I see Kevin about ten yards off and heading in my direction. It’s no coincidence I’m sitting on the bench closest to his locker. His adorable, floppy brown hair bounces in his eyes as he walks. He brushes it away and looks up.
All right, Addy, smile. Just smile at him. It isn’t hard. His eyes travel toward where I’m sitting and my heart does a quick double-beat. There’s a funny fluttering feeling in the pit of my stomach. As I’m deciding how big my smile should be, and what type of smile I should give, and how long I should maintain eye contact, Kevin’s best friend Josh runs up to him and puts his arm across his shoulders, commanding all his attention.
Darn.
A shrill voice pie
rces through the crowd noise. “What … in the hell … are you wearing?”
I clench my jaw and sigh inwardly. Tori. My best friend. As she stomps over to where I’m sitting, her stilettos clack-clack-clack angrily on the concrete and her earrings and wrist bangles jingle frantically.
“Good morning, Tor!” I smile up at her, hoping to dispel the coming rebuke, but to no avail.
“My gosh, Addy. Why do you do this to me?” She gestures somewhat hysterically at my clothing. “I know you own nice clothes! I bought them for you!” Her voice gets louder and higher in pitch as she goes on. “You’ve had that shirt since the fifth grade, for crying out loud!”
People are beginning to stare. I glance toward Kevin’s locker and find to my horror that he and Josh are watching the scene. I look down into my physics notes on my lap to avoid seeing Kevin’s face. I can’t bear to see if he’s laughing. My cheeks are hot and I know I’m blushing.
“It isn’t that bad, Tor.” I say defensively as I examine my clothing. I’m in a pair of slightly torn and faded jeans and my old black Felix the Cat shirt. They’re both worn thin and as a result have become soft and light and are the most comfortable clothing I own.
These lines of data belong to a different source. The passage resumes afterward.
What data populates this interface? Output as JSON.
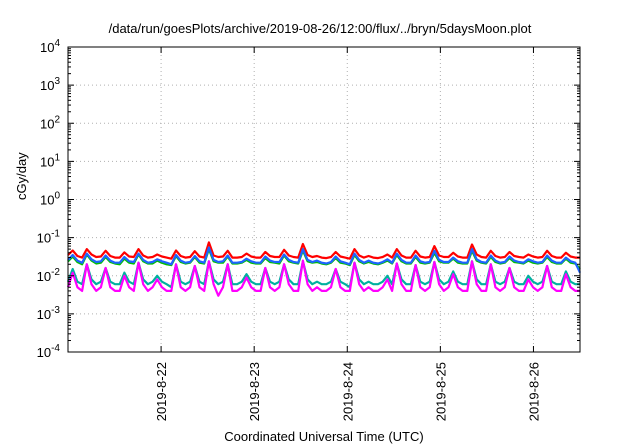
{
  "chart_data": {
    "type": "line",
    "title": "/data/run/goesPlots/archive/2019-08-26/12:00/flux/../bryn/5daysMoon.plot",
    "xlabel": "Coordinated Universal Time (UTC)",
    "ylabel": "cGy/day",
    "yscale": "log",
    "ylim": [
      0.0001,
      10000
    ],
    "xlim": [
      0,
      5.5
    ],
    "xticks": [
      {
        "x": 1,
        "label": "2019-8-22"
      },
      {
        "x": 2,
        "label": "2019-8-23"
      },
      {
        "x": 3,
        "label": "2019-8-24"
      },
      {
        "x": 4,
        "label": "2019-8-25"
      },
      {
        "x": 5,
        "label": "2019-8-26"
      }
    ],
    "yticks": [
      {
        "value": 0.0001,
        "base": "10",
        "exp": "-4"
      },
      {
        "value": 0.001,
        "base": "10",
        "exp": "-3"
      },
      {
        "value": 0.01,
        "base": "10",
        "exp": "-2"
      },
      {
        "value": 0.1,
        "base": "10",
        "exp": "-1"
      },
      {
        "value": 1,
        "base": "10",
        "exp": "0"
      },
      {
        "value": 10,
        "base": "10",
        "exp": "1"
      },
      {
        "value": 100,
        "base": "10",
        "exp": "2"
      },
      {
        "value": 1000,
        "base": "10",
        "exp": "3"
      },
      {
        "value": 10000,
        "base": "10",
        "exp": "4"
      }
    ],
    "grid": true,
    "series": [
      {
        "color": "#ff0000",
        "values": [
          0.035,
          0.046,
          0.033,
          0.03,
          0.05,
          0.036,
          0.031,
          0.032,
          0.045,
          0.033,
          0.03,
          0.03,
          0.041,
          0.032,
          0.031,
          0.05,
          0.034,
          0.03,
          0.031,
          0.036,
          0.032,
          0.03,
          0.028,
          0.046,
          0.033,
          0.03,
          0.031,
          0.044,
          0.032,
          0.03,
          0.075,
          0.034,
          0.031,
          0.032,
          0.045,
          0.03,
          0.03,
          0.031,
          0.038,
          0.032,
          0.03,
          0.03,
          0.042,
          0.033,
          0.031,
          0.031,
          0.048,
          0.034,
          0.031,
          0.03,
          0.068,
          0.035,
          0.031,
          0.033,
          0.03,
          0.029,
          0.031,
          0.042,
          0.032,
          0.03,
          0.028,
          0.05,
          0.034,
          0.03,
          0.033,
          0.03,
          0.029,
          0.031,
          0.036,
          0.03,
          0.05,
          0.034,
          0.03,
          0.03,
          0.045,
          0.032,
          0.03,
          0.031,
          0.06,
          0.034,
          0.031,
          0.031,
          0.04,
          0.032,
          0.03,
          0.03,
          0.066,
          0.036,
          0.031,
          0.03,
          0.045,
          0.033,
          0.03,
          0.031,
          0.042,
          0.033,
          0.031,
          0.03,
          0.036,
          0.032,
          0.03,
          0.031,
          0.045,
          0.033,
          0.03,
          0.03,
          0.04,
          0.032,
          0.03,
          0.03
        ]
      },
      {
        "color": "#00c000",
        "values": [
          0.024,
          0.032,
          0.023,
          0.02,
          0.036,
          0.025,
          0.021,
          0.022,
          0.031,
          0.023,
          0.021,
          0.02,
          0.028,
          0.022,
          0.021,
          0.036,
          0.024,
          0.021,
          0.021,
          0.025,
          0.022,
          0.02,
          0.019,
          0.033,
          0.023,
          0.021,
          0.022,
          0.031,
          0.022,
          0.021,
          0.05,
          0.024,
          0.022,
          0.022,
          0.032,
          0.021,
          0.021,
          0.022,
          0.026,
          0.022,
          0.021,
          0.021,
          0.029,
          0.023,
          0.022,
          0.021,
          0.034,
          0.024,
          0.022,
          0.021,
          0.046,
          0.024,
          0.022,
          0.023,
          0.021,
          0.02,
          0.022,
          0.029,
          0.022,
          0.021,
          0.019,
          0.035,
          0.024,
          0.021,
          0.023,
          0.021,
          0.02,
          0.022,
          0.025,
          0.021,
          0.035,
          0.024,
          0.021,
          0.021,
          0.031,
          0.022,
          0.021,
          0.022,
          0.04,
          0.024,
          0.022,
          0.022,
          0.028,
          0.022,
          0.021,
          0.021,
          0.045,
          0.025,
          0.022,
          0.021,
          0.031,
          0.023,
          0.021,
          0.022,
          0.029,
          0.023,
          0.022,
          0.021,
          0.025,
          0.022,
          0.021,
          0.022,
          0.031,
          0.023,
          0.021,
          0.021,
          0.028,
          0.022,
          0.021,
          0.015
        ]
      },
      {
        "color": "#1e64ff",
        "values": [
          0.026,
          0.035,
          0.025,
          0.022,
          0.038,
          0.027,
          0.023,
          0.024,
          0.034,
          0.025,
          0.022,
          0.022,
          0.031,
          0.024,
          0.023,
          0.038,
          0.026,
          0.022,
          0.023,
          0.027,
          0.024,
          0.022,
          0.02,
          0.035,
          0.025,
          0.022,
          0.023,
          0.033,
          0.024,
          0.022,
          0.055,
          0.026,
          0.023,
          0.024,
          0.034,
          0.022,
          0.022,
          0.023,
          0.028,
          0.024,
          0.022,
          0.022,
          0.032,
          0.025,
          0.023,
          0.023,
          0.036,
          0.026,
          0.023,
          0.022,
          0.05,
          0.026,
          0.023,
          0.025,
          0.022,
          0.021,
          0.023,
          0.032,
          0.024,
          0.022,
          0.02,
          0.038,
          0.026,
          0.022,
          0.025,
          0.022,
          0.021,
          0.023,
          0.027,
          0.022,
          0.038,
          0.026,
          0.022,
          0.022,
          0.034,
          0.024,
          0.022,
          0.023,
          0.045,
          0.026,
          0.023,
          0.023,
          0.03,
          0.024,
          0.022,
          0.022,
          0.05,
          0.027,
          0.023,
          0.022,
          0.034,
          0.025,
          0.022,
          0.023,
          0.032,
          0.025,
          0.023,
          0.022,
          0.027,
          0.024,
          0.022,
          0.023,
          0.034,
          0.025,
          0.022,
          0.022,
          0.03,
          0.024,
          0.022,
          0.012
        ]
      },
      {
        "color": "#00b0a0",
        "values": [
          0.007,
          0.015,
          0.007,
          0.006,
          0.02,
          0.008,
          0.006,
          0.007,
          0.016,
          0.007,
          0.006,
          0.006,
          0.012,
          0.007,
          0.006,
          0.022,
          0.008,
          0.006,
          0.007,
          0.01,
          0.007,
          0.006,
          0.005,
          0.02,
          0.007,
          0.006,
          0.007,
          0.018,
          0.007,
          0.006,
          0.024,
          0.008,
          0.006,
          0.007,
          0.02,
          0.006,
          0.006,
          0.007,
          0.011,
          0.007,
          0.006,
          0.006,
          0.016,
          0.007,
          0.006,
          0.007,
          0.02,
          0.008,
          0.006,
          0.006,
          0.024,
          0.008,
          0.006,
          0.007,
          0.006,
          0.006,
          0.007,
          0.015,
          0.007,
          0.006,
          0.005,
          0.022,
          0.008,
          0.006,
          0.007,
          0.006,
          0.006,
          0.007,
          0.01,
          0.006,
          0.021,
          0.008,
          0.006,
          0.006,
          0.019,
          0.007,
          0.006,
          0.007,
          0.023,
          0.008,
          0.006,
          0.007,
          0.013,
          0.007,
          0.006,
          0.006,
          0.024,
          0.008,
          0.006,
          0.006,
          0.02,
          0.007,
          0.006,
          0.007,
          0.016,
          0.007,
          0.006,
          0.006,
          0.01,
          0.007,
          0.006,
          0.007,
          0.018,
          0.007,
          0.006,
          0.006,
          0.013,
          0.007,
          0.006,
          0.006
        ]
      },
      {
        "color": "#ff00ff",
        "values": [
          0.005,
          0.012,
          0.005,
          0.004,
          0.02,
          0.006,
          0.004,
          0.005,
          0.016,
          0.005,
          0.004,
          0.004,
          0.01,
          0.005,
          0.004,
          0.022,
          0.006,
          0.004,
          0.005,
          0.008,
          0.005,
          0.004,
          0.004,
          0.02,
          0.005,
          0.004,
          0.005,
          0.018,
          0.005,
          0.004,
          0.024,
          0.006,
          0.003,
          0.005,
          0.02,
          0.004,
          0.004,
          0.005,
          0.009,
          0.005,
          0.004,
          0.004,
          0.016,
          0.005,
          0.004,
          0.005,
          0.02,
          0.006,
          0.004,
          0.004,
          0.025,
          0.006,
          0.004,
          0.005,
          0.004,
          0.004,
          0.005,
          0.015,
          0.005,
          0.004,
          0.004,
          0.022,
          0.006,
          0.004,
          0.005,
          0.004,
          0.004,
          0.005,
          0.008,
          0.004,
          0.021,
          0.006,
          0.004,
          0.004,
          0.019,
          0.005,
          0.004,
          0.005,
          0.023,
          0.006,
          0.004,
          0.005,
          0.011,
          0.005,
          0.004,
          0.004,
          0.024,
          0.006,
          0.004,
          0.004,
          0.02,
          0.005,
          0.004,
          0.005,
          0.016,
          0.005,
          0.004,
          0.004,
          0.008,
          0.005,
          0.004,
          0.005,
          0.018,
          0.005,
          0.004,
          0.004,
          0.011,
          0.005,
          0.004,
          0.004
        ]
      }
    ]
  }
}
“I wanted to be comfy for finals,” I explain.
She rolls her eyes and heaves a sigh as she plops down next to me. As she begins rummaging through her oversized designer purse, she says, “Whatever, Addy. You need to keep in mind you’re almost done with your high school career and you’re going to have to grow up sometime.”
Tori and I have a bizarre relationship. We have absolutely nothing in common and I don’t believe that either of us particularly likes the other. But we continue to call each other friends. We met in third grade and were instantly best friends. We spent every weekend through the school year together playing, and every day in the summertime. Then in the seventh grade, her estranged grandfather died quite suddenly and left an obscene amount of money to her father. It might sound like something straight out of the movies, but it really happened.